Marshall does not go to the hoop every time he touches the ball, but the technique is unquestionably in the wingman’s arsenal. This is probably why the Pennsylvania native said he considers himself to be a guy that can do it all. “I like to post, drive to the basket, and if I’m open I’ll knock down the open shot,” Marshall said.
Anyone who has played basketball with players of a higher level knows that there is a certain culture amongst players that involves talking a substantial amount of trash talking to their opponents.
The Big-10 is filled with so many star players, one would think that, that atmosphere was filled with those types of loquacious individuals. Marshall however, said the case is inverse, “I’m gonna say guys are more confident in the Pac-12.”
“I think they have more freedom here in the Pac-12. The Big Ten is more of a team game,” Marshall said.
Speaking of confident actions, earlier in the season after Marshall sunk the game-tying basket with 17 seconds left on the road against Cal. He put his finger to his mouth to symbolize his quieting of the crowd.
When asked if he took any heat for making the gesture before the game had been secured in the following overtime Marshall replied, “No. I think coach Herb wants us to play positive be confident. That was just a sign of my confidence and what was going in at the moment. I was asking for the ball so I was pretty excited. “
Marshall has had another year of seemingly league-ready performances and cited raising his stock for the NBA draft as one of the reasons he initially transferred to ASU. However, right now he said he isn’t quite sure his stock is in that position.

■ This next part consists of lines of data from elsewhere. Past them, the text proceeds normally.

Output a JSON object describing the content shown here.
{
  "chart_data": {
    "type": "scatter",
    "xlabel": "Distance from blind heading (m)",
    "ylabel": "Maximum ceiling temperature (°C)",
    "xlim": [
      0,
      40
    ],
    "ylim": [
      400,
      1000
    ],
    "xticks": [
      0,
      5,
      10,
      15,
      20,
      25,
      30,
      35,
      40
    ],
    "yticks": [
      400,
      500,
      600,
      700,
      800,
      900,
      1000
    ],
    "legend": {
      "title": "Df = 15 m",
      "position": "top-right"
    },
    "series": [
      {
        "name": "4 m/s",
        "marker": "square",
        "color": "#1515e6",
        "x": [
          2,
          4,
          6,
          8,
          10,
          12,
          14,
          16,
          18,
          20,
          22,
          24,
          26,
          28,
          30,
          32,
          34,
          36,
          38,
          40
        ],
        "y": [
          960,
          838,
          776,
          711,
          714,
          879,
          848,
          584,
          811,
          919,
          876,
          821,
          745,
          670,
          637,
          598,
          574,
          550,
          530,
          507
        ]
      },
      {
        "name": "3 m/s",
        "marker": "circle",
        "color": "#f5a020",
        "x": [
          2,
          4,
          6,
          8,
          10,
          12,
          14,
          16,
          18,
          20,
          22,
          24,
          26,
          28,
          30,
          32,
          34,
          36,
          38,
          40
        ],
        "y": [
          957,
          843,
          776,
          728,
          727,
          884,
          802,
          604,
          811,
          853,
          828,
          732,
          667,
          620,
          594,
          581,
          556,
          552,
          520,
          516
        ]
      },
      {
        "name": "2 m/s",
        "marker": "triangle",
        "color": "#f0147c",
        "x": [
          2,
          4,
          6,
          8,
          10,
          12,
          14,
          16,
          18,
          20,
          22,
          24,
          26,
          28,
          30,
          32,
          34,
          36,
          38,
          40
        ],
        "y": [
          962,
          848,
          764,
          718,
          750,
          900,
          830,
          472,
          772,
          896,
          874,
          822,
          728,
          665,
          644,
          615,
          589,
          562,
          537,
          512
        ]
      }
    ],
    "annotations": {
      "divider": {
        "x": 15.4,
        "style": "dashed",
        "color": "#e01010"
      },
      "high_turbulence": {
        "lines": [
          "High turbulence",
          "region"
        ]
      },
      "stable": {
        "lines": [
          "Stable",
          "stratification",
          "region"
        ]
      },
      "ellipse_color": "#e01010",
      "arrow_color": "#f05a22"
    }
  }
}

“I don’t think I’m in the draft right now,” Marshall said. “I really try to focus on being the best team here at ASU. If that’s in God’s plan for me to get drafted it’ll happen. “
It always comes back to the team. The standout transfer mentioned the NCAA tournament twice without being prompted on the prominent post-season event. He has been there once before and is clearly, as are all his teammates, looking to slide in this year.
Marshall has been both a glue guy and the main attraction this season. He’ll be using his big game experience from all different walks of his basketball career as the Sun Devils continue on their odyssey to the dance.